Toyota doubles down on Nvidia tech for self-driving cars

Toyota is deepening its relationship with Nvidia, as the automaker, and its research arms in Japan and the U.S., ramps up its autonomous-vehicle development program.

Nvidia CEO Jensen Huang announced Monday during his keynote at the 2019 GPU Technology Conference that Toyota Research Institute-Advanced Development — the automaker’s Japan-based research arm — is using the chipmaker’s full end-to-end development and production to develop, train and validate its autonomous vehicle technology. The partnership builds on an ongoing collaboration with Toyota and is based on development between engineering teams from Nvidia, TRI-AD in Japan and Toyota Research Institute in the United States.

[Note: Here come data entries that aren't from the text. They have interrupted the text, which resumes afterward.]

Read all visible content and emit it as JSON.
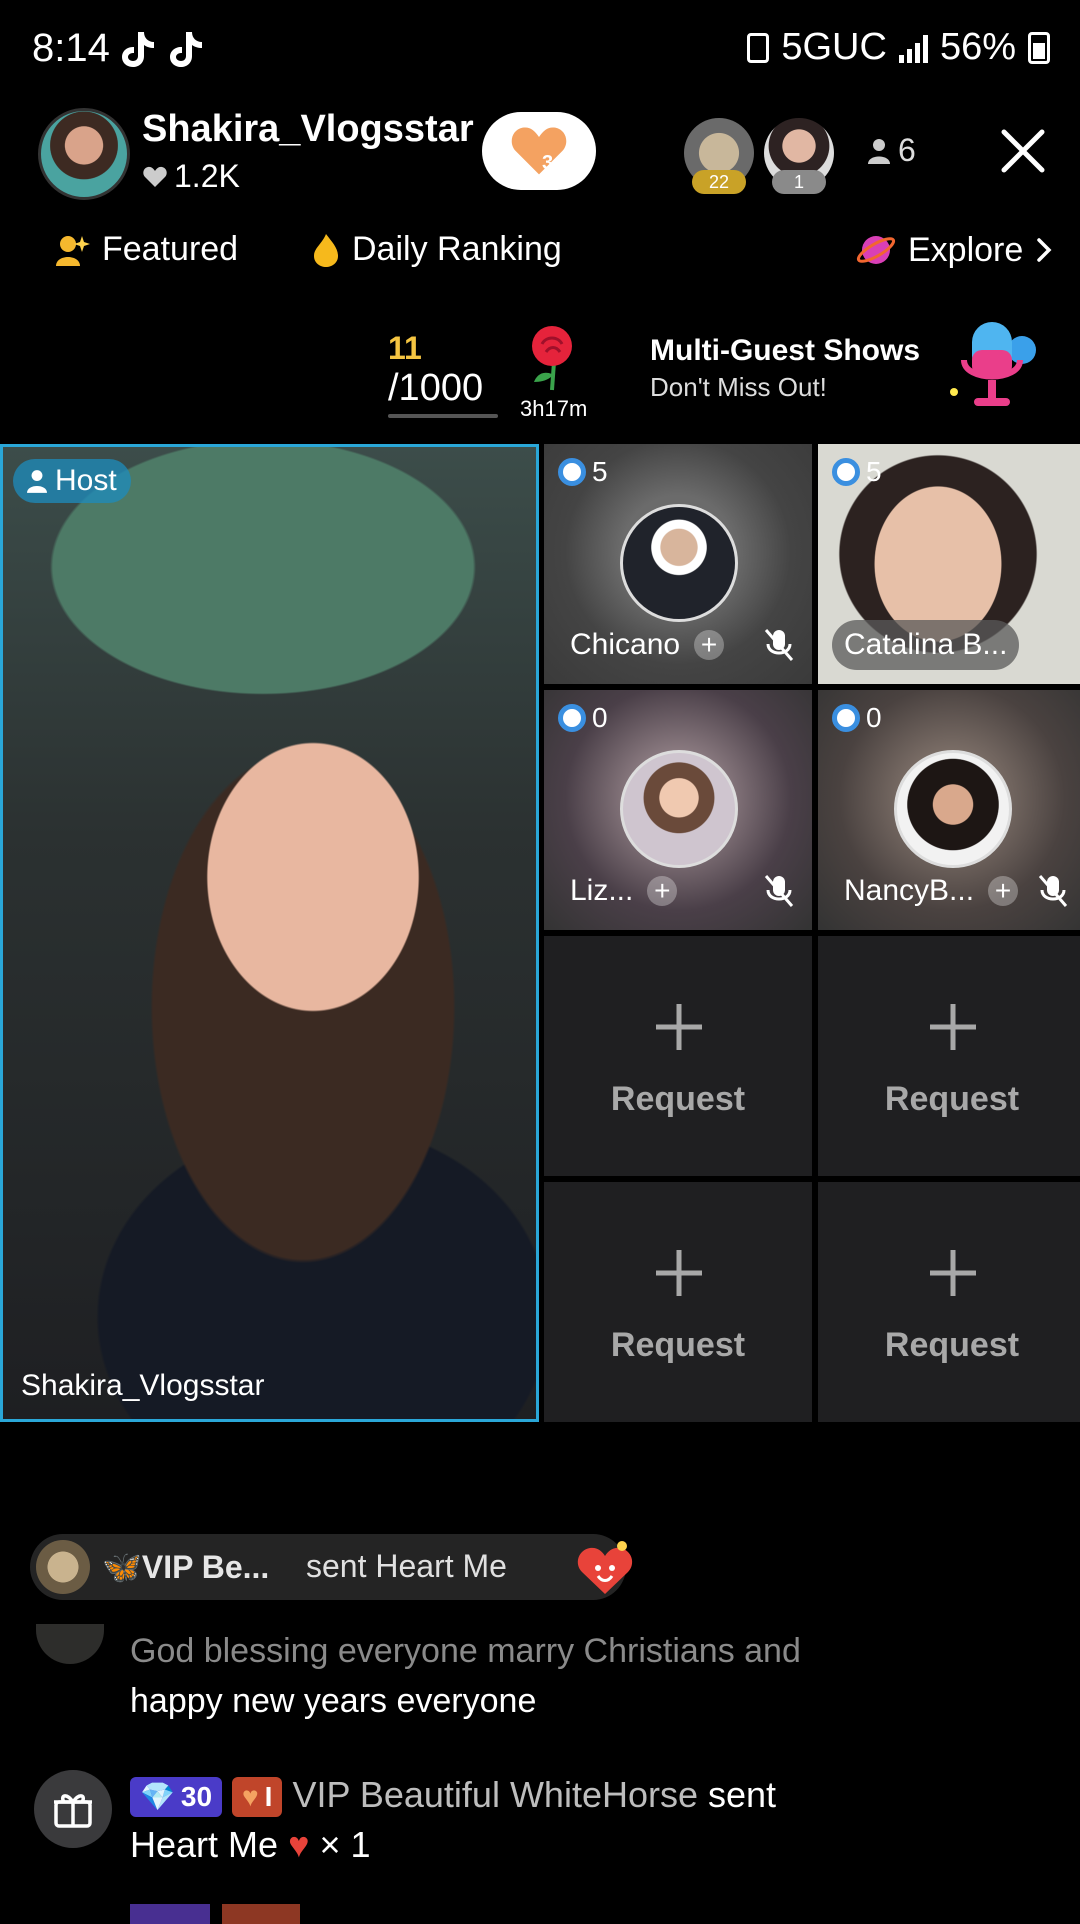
{
  "status_bar": {
    "time": "8:14",
    "network": "5GUC",
    "battery": "56%"
  },
  "header": {
    "host_name": "Shakira_Vlogsstar",
    "likes": "1.2K",
    "follow_level": "3",
    "viewers": [
      {
        "badge": "22",
        "badge_color": "#c9a227"
      },
      {
        "badge": "1",
        "badge_color": "#8a8a8a"
      }
    ],
    "viewer_count": "6"
  },
  "nav": {
    "featured": "Featured",
    "daily_ranking": "Daily Ranking",
    "explore": "Explore"
  },
  "promo": {
    "goal_current": "11",
    "goal_total": "/1000",
    "rose_timer": "3h17m",
    "multi_title": "Multi-Guest Shows",
    "multi_subtitle": "Don't Miss Out!"
  },
  "host_tile": {
    "label": "Host",
    "name": "Shakira_Vlogsstar",
    "accent": "#2aa7d8"
  },
  "guests": [
    {
      "score": "5",
      "name": "Chicano"
    },
    {
      "score": "5",
      "name": "Catalina B..."
    },
    {
      "score": "0",
      "name": "Liz..."
    },
    {
      "score": "0",
      "name": "NancyB..."
    }
  ],
  "request_label": "Request",
  "chat": {
    "gift_pill": {
      "who": "VIP Be...",
      "action": "sent Heart Me"
    },
    "message1_faded": "God blessing everyone marry Christians and",
    "message1": "happy new years everyone",
    "message2": {
      "level1": "30",
      "level2": "I",
      "user": "VIP Beautiful WhiteHorse",
      "action": "sent",
      "gift": "Heart Me",
      "count": "× 1"
    }
  }
}
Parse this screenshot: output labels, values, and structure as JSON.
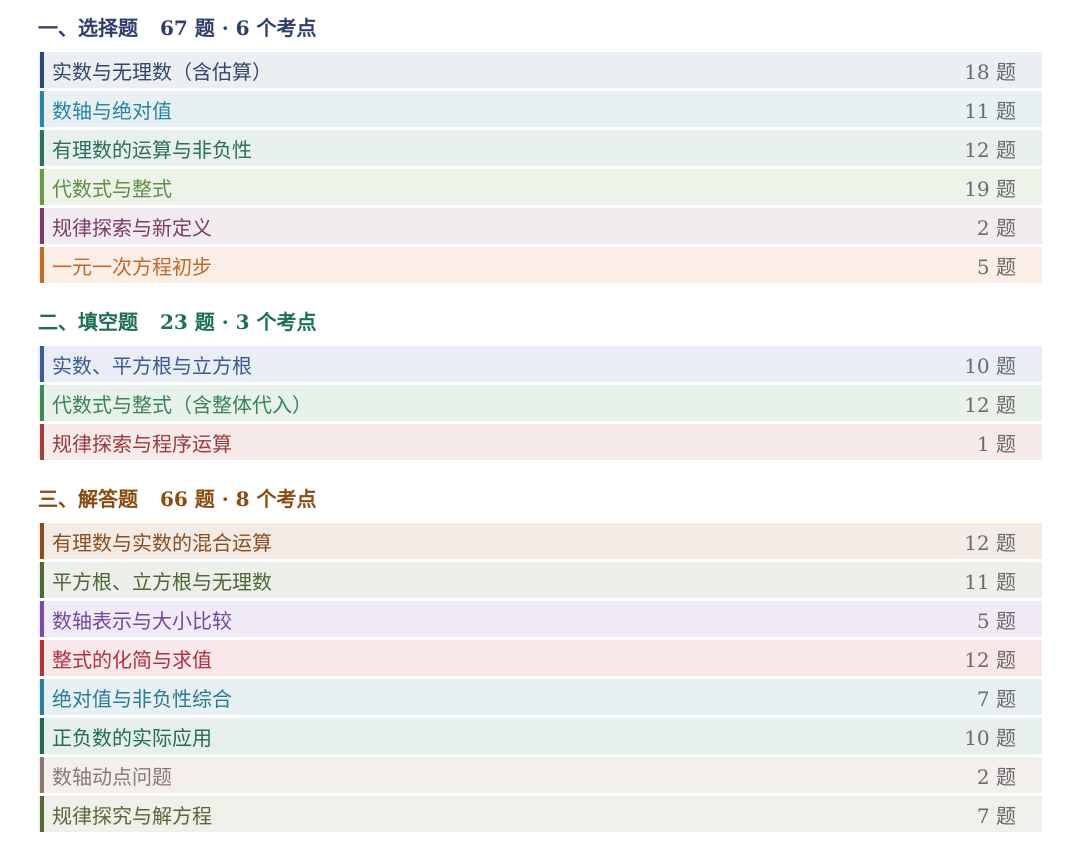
{
  "sections": [
    {
      "title": "一、选择题",
      "summary": "67 题 · 6 个考点",
      "color": "#2f3f6b",
      "items": [
        {
          "label": "实数与无理数（含估算）",
          "count": "18 题",
          "accent": "#2f4a7a",
          "text_color": "#34466b",
          "bg": "#eceff2"
        },
        {
          "label": "数轴与绝对值",
          "count": "11 题",
          "accent": "#2c86a3",
          "text_color": "#2a84a3",
          "bg": "#e7f1f4"
        },
        {
          "label": "有理数的运算与非负性",
          "count": "12 题",
          "accent": "#2a7360",
          "text_color": "#2b6e5d",
          "bg": "#e8f0ee"
        },
        {
          "label": "代数式与整式",
          "count": "19 题",
          "accent": "#6a9a48",
          "text_color": "#5f8e45",
          "bg": "#eef3e9"
        },
        {
          "label": "规律探索与新定义",
          "count": "2 题",
          "accent": "#7e3c6a",
          "text_color": "#7b3d67",
          "bg": "#f2ebf0"
        },
        {
          "label": "一元一次方程初步",
          "count": "5 题",
          "accent": "#c06b29",
          "text_color": "#c0692b",
          "bg": "#fbeee6"
        }
      ]
    },
    {
      "title": "二、填空题",
      "summary": "23 题 · 3 个考点",
      "color": "#1e6e55",
      "items": [
        {
          "label": "实数、平方根与立方根",
          "count": "10 题",
          "accent": "#3b5c9c",
          "text_color": "#3c5a90",
          "bg": "#e9edf6"
        },
        {
          "label": "代数式与整式（含整体代入）",
          "count": "12 题",
          "accent": "#3f8a58",
          "text_color": "#3a8354",
          "bg": "#e8f2eb"
        },
        {
          "label": "规律探索与程序运算",
          "count": "1 题",
          "accent": "#a23e3e",
          "text_color": "#9c3b3b",
          "bg": "#f6eaea"
        }
      ]
    },
    {
      "title": "三、解答题",
      "summary": "66 题 · 8 个考点",
      "color": "#8a4a10",
      "items": [
        {
          "label": "有理数与实数的混合运算",
          "count": "12 题",
          "accent": "#8a4e1d",
          "text_color": "#8a4e1f",
          "bg": "#f3ece6"
        },
        {
          "label": "平方根、立方根与无理数",
          "count": "11 题",
          "accent": "#4f6a35",
          "text_color": "#4d6736",
          "bg": "#edf0ea"
        },
        {
          "label": "数轴表示与大小比较",
          "count": "5 题",
          "accent": "#7a4aa6",
          "text_color": "#7647a1",
          "bg": "#f0ebf6"
        },
        {
          "label": "整式的化简与求值",
          "count": "12 题",
          "accent": "#b0343f",
          "text_color": "#ad3340",
          "bg": "#f8e8e9"
        },
        {
          "label": "绝对值与非负性综合",
          "count": "7 题",
          "accent": "#2e7d99",
          "text_color": "#2d7a96",
          "bg": "#e7f0f3"
        },
        {
          "label": "正负数的实际应用",
          "count": "10 题",
          "accent": "#1f6b5a",
          "text_color": "#226b5b",
          "bg": "#e7efed"
        },
        {
          "label": "数轴动点问题",
          "count": "2 题",
          "accent": "#8e7a72",
          "text_color": "#8a7a73",
          "bg": "#f2efed"
        },
        {
          "label": "规律探究与解方程",
          "count": "7 题",
          "accent": "#566a36",
          "text_color": "#56683a",
          "bg": "#eef0e9"
        }
      ]
    }
  ]
}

This new agreement means Toyota will use Nvidia’s platform for training deep neural networks, testing, validation and eventual deployment for its cars. Toyota is also using Nvidia’s newly released AV simulator Drive Constellation, which is now available to customers. Toyota is the first customer to use Constellation, a cloud-based platform that enables autonomous-vehicle developers to test their technology in the virtual world. 

In short, Toyota is going to use Nvidia’s technology for the entire workflow or process to develop autonomous vehicles.

“Close collaboration is really our business model,” Danny Shapiro, Nvidia’s senior director of automotive said Monday. “It’s our way of developing jointly and building the Nvidia drivers platform.”

Nvidia and Toyota have been collaborating for several years now. Toyota announced in 2017 it would use Nvidia’s Drive PX supercomputer, a platform with a processor called Xavier, to power the autonomous driving systems inside its future cars.

Toyota, and its research arms TRI and Japan-based TRI-AD, are taking a dual approach to autonomy.

Toyota intends to eventually deploy fully autonomous cars that would serve elderly and disabled people under its so-called Chauffeur system. The automaker is also working on “Guardian,” a system for production vehicles that will operate in the background and step in when needed. The driver is always driving, but Guardian is watching, sensing and anticipating problems. 

It’s unclear if Toyota will use Nvidia’s platform for the development of the Guardian system or fully autonomous vehicles.

“Our vision is to enable self-driving vehicles with the ultimate goal of reducing fatalities to zero, enabling smoother transportation, and providing mobility for all,” TRI-AD CEO James Kuffner said in a statement. “Our technology collaboration with Nvidia is important to realizing this vision. We believe large-scale simulation tools for software validation and testing are critical for automated driving systems.”

Toyota is just one of several automotive partnerships Nvidia has locked in since 2015, when it introduced its original architecture for autonomous vehicles, a supercomputer platform called Drive PX. The original platform was designed to process all of the data coming from the vehicle’s cameras and sensors and then use an AI algorithm-based operating system and a cloud-based, high-definition 3D map to help the car understand its environment, know its location and anticipate potential hazards while driving.